I'm reading "C++ Primer", and it emphasizes "reference is not an object".
In P51, it says "Because references are not objects, we may not define a
reference to a reference." And in P52, it says "Because references are
not objects, they don't have addresses. Hence, we may not define a
pointer to a reference."

But the following code works with g++.

#include <iostream>

using namespace std;

int main()
{
int val = 0xfe;
int &ref= val;
int &r = ref;
int *p = &ref;
cout << "val = " << val << endl;
cout << "ref = " << ref << endl;
cout << "r = " << r << endl;
cout << "*p = " << *p << endl;
return 0;
}

Is the feature not standard, or do I misunderstand?

[Leigh Johnston]

On 11/11/2013 01:08, wy wrote:
> I'm reading "C++ Primer", and it emphasizes "reference is not an object".
> In P51, it says "Because references are not objects, we may not define a
> reference to a reference." And in P52, it says "Because references are
> not objects, they don't have addresses. Hence, we may not define a
> pointer to a reference."
>
> But the following code works with g++.
>
> #include <iostream>
>
> using namespace std;

Don't do "using namespace std;" as it is amateurish.

>
> int main()
> {
> int val = 0xfe;
> int &ref= val;
> int &r = ref;
> int *p = &ref;
> cout << "val = " << val << endl;
> cout << "ref = " << ref << endl;
> cout << "r = " << r << endl;
> cout << "*p = " << *p << endl;
> return 0;
> }
>
> Is the feature not standard, or do I misunderstand?
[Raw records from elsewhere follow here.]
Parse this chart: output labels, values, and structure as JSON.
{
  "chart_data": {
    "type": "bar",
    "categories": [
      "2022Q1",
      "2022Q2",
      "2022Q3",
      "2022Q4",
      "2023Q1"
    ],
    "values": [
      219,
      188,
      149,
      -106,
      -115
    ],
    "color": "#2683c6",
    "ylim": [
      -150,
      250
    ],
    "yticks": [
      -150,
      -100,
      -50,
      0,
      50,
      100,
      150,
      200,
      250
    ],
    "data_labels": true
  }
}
You are misunderstanding the code above. Nowhere in that code is a
pointer to a reference being made; 'p' is the address of 'val' not the
address of the reference to 'val'.

/Leigh

[Ian Collins]

You misunderstand!

int &r = ref;

doesn't declare a reference to a reference, it declares another
reference that is assigned the same value as ref.

int *p = &ref;

declares an int pointer to the address of whatever ref is bound to. Yo
can see this by adding the line

cout << "p = " << p << " &val = " << &val << endl;

int& *p;

would attempt to declare a pointer to a reference.

--
Ian Collins

[wy]

On 11/11/2013 09:18 AM, Ian Collins wrote:
> int &r = ref;
>
> doesn't declare a reference to a reference, it declares another
> reference that is assigned the same value as ref.
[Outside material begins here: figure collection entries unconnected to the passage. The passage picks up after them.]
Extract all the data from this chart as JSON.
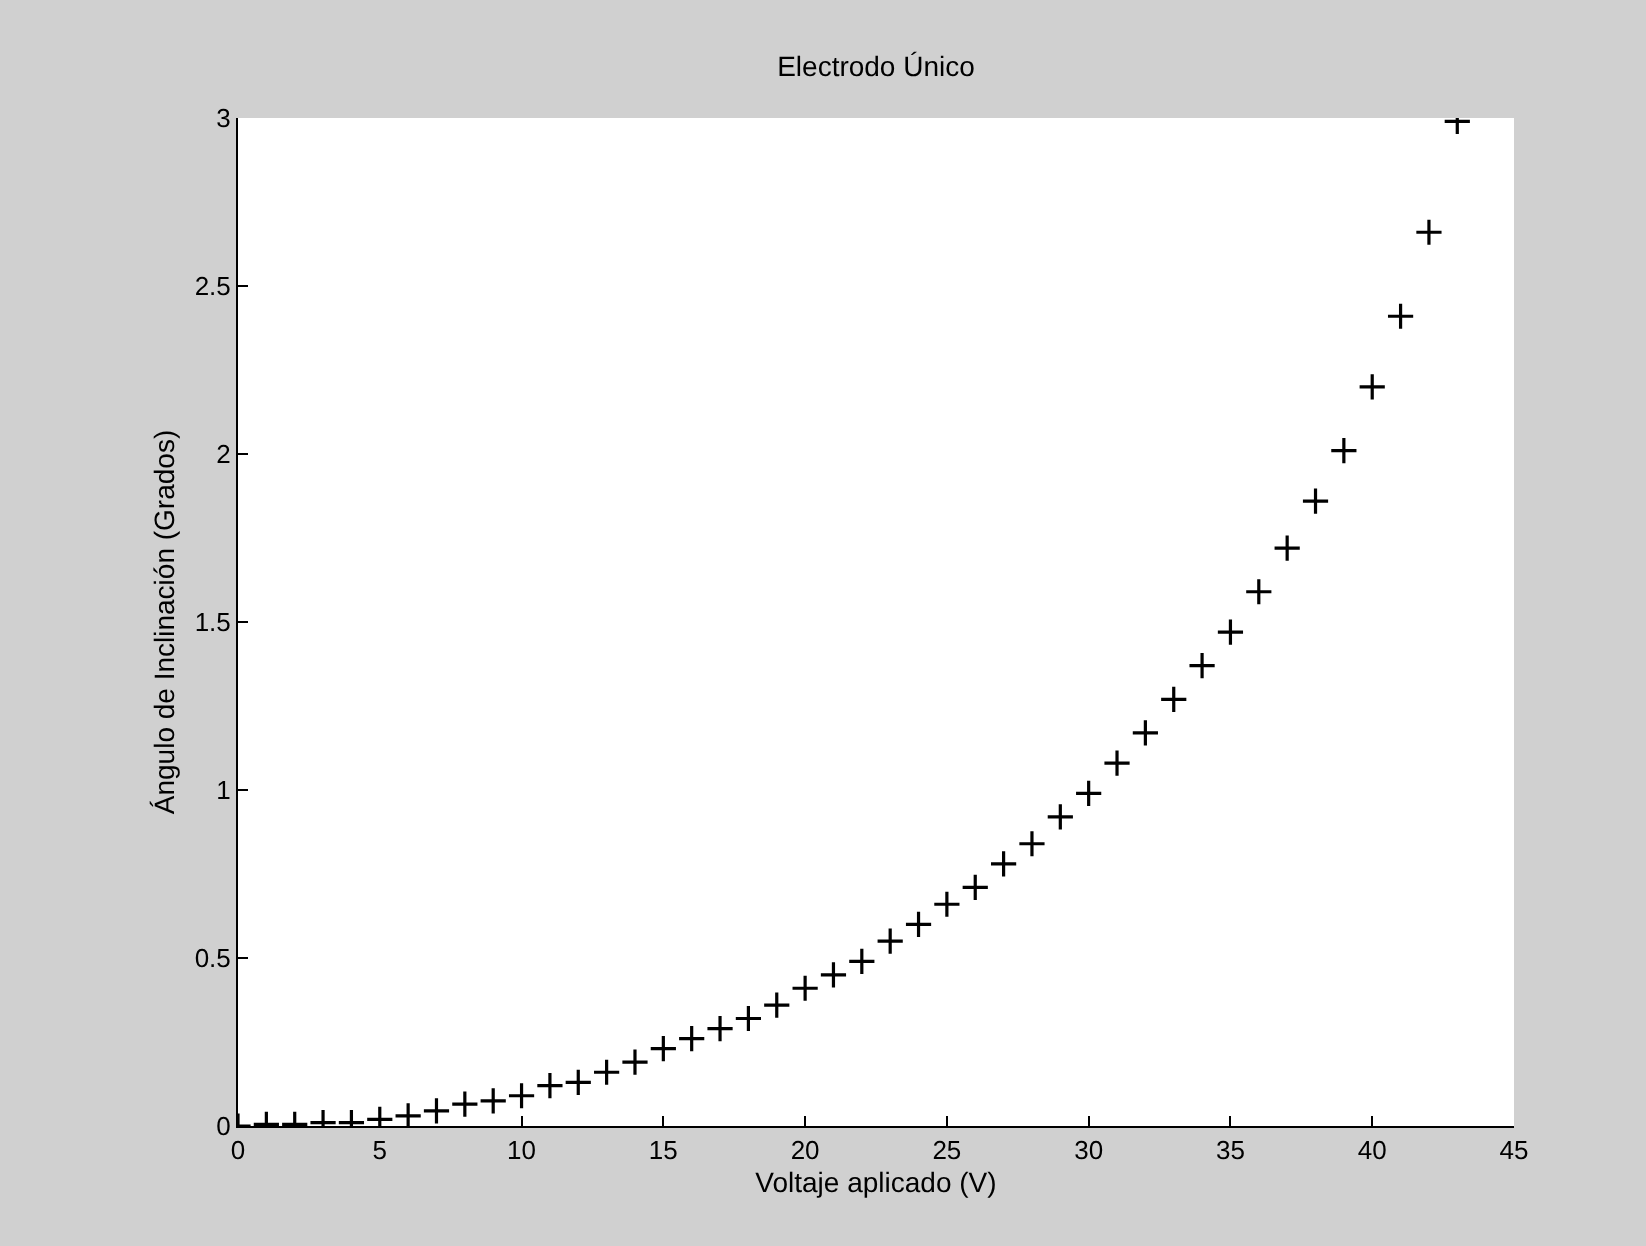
{
  "chart_data": {
    "type": "scatter",
    "title": "Electrodo Único",
    "xlabel": "Voltaje aplicado (V)",
    "ylabel": "Ángulo de Inclinación (Grados)",
    "x": [
      0,
      1,
      2,
      3,
      4,
      5,
      6,
      7,
      8,
      9,
      10,
      11,
      12,
      13,
      14,
      15,
      16,
      17,
      18,
      19,
      20,
      21,
      22,
      23,
      24,
      25,
      26,
      27,
      28,
      29,
      30,
      31,
      32,
      33,
      34,
      35,
      36,
      37,
      38,
      39,
      40,
      41,
      42,
      43
    ],
    "series": [
      {
        "color": "#000000",
        "values": [
          0,
          0.005,
          0.005,
          0.01,
          0.01,
          0.02,
          0.03,
          0.045,
          0.065,
          0.075,
          0.09,
          0.12,
          0.13,
          0.16,
          0.19,
          0.23,
          0.26,
          0.29,
          0.32,
          0.36,
          0.41,
          0.45,
          0.49,
          0.55,
          0.6,
          0.66,
          0.71,
          0.78,
          0.84,
          0.92,
          0.99,
          1.08,
          1.17,
          1.27,
          1.37,
          1.47,
          1.59,
          1.72,
          1.86,
          2.01,
          2.2,
          2.41,
          2.66,
          2.99
        ]
      }
    ],
    "xlim": [
      0,
      45
    ],
    "xticks": [
      0,
      5,
      10,
      15,
      20,
      25,
      30,
      35,
      40,
      45
    ],
    "ylim": [
      0,
      3
    ],
    "yticks": [
      0,
      0.5,
      1,
      1.5,
      2,
      2.5,
      3
    ],
    "marker": "cross"
  }
}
I say this on P69 of the book. "When we use a reference, we are really
using the object to which the reference refers." Thank you!

> int& *p;
>
> would attempt to declare a pointer to a reference.
>

So "int &&" attempts to declare a reference to a reference, "int &*"
attempts to declare a pointer to a reference, right?

[Öö Tiib]

No. "int &&" is reference to int rvalue. "int &*" is syntax error
that looks like someone wanted to declare pointer to reference.

[sg]

Am 12.11.2013 02:23, schrieb wy:
> So "int &&" attempts to declare a reference to a reference,

No. Careful. && is a single token. What you should have written is:

int & &

with a space in between the ampersands. But since this doesn't work
anyways, you can just forget about it. :)

Starting with C++11 the double-ampersand (as single token) can also be
used to declare a reference. It's another kind of reference:

int & lvalue reference to int
int && rvalue reference to int (NOT a ref to a ref!)

> "int &*" attempts to declare a pointer to a reference, right?

Yes. But this also does not work, because a reference it not an object.
You can only create pointers to objects or pointers to functions.